De son expérience avec le riz, Le professeur Kronzucker pense que ces exsudats se retrouveront dans le blé et le maïs, nous avons juste besoin de les chercher.
À mesure que nous comprenons mieux comment les plantes communiquent avec le sol, ces découvertes pourraient conduire à de nouvelles techniques agricoles, additifs de sol artificiels, ou la modification génétique pour produire des souches de cultures qui peuvent limiter la perte d'azote. Cependant, Le professeur Kronzucker dit qu'il y a "un énorme potentiel" dans le simple criblage des cultivars de riz existants, blé et maïs pour les "superstars de l'azote".
« Si vous faites bien le travail de dépistage avec les types de génotypes qui existent, vous n'avez pas à regarder la modification génétique, " il dit.
Une nouvelle révolution verte
Le professeur Kronzucker n'est pas surpris que la racine exsude du riz, le blé et le maïs sont si mal compris.
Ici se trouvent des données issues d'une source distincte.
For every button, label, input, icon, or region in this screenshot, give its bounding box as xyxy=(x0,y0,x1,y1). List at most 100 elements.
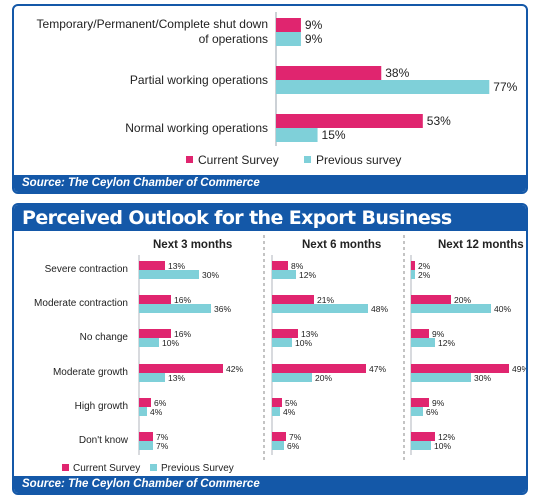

Dans les pays développés, les engrais azotés sont relativement bon marché et les agriculteurs ont été peu incités à consacrer du temps ou des efforts à réduire leur utilisation d'engrais. Par conséquent, il y a eu peu d'incitations, ou de financement, pour que la recherche y contribue. Le professeur Kronzucker pense que cela va changer.
« Maintenant, nous avons des plafonds de carbone – nous avons des moyens de réduire les émissions de carbone. Nous avons besoin de moyens similaires pour réduire les émissions d'azote. Les bonnes pratiques doivent être récompensées, et les mauvaises pratiques devraient être sanctionnées. »
Il espère que cela conduira à une nouvelle révolution verte.
« Depuis le début de la révolution verte dans les années 1960, nous avons connu un succès phénoménal en termes de rendement. Mais parce que les engrais étaient si facilement disponibles, la plupart des cultivars ont été développés dans des systèmes riches en azote et en phosphore, pas sous limitation nutritionnelle.
"Maintenant, il y a une évolution vers des cultivars efficaces en nutriments. Dans certaines parties de la planète, les agriculteurs le font par nécessité, ils n'ont pas le choix. En Afrique, il est typique de travailler dans des conditions limitées en nutriments. »
Le professeur Kronzucker dit que des endroits comme l'Afrique sont l'endroit où les "superstars de l'azote" seront trouvées.
"Dans ces endroits, il y a beaucoup de trésors que les agriculteurs ont sélectionnés."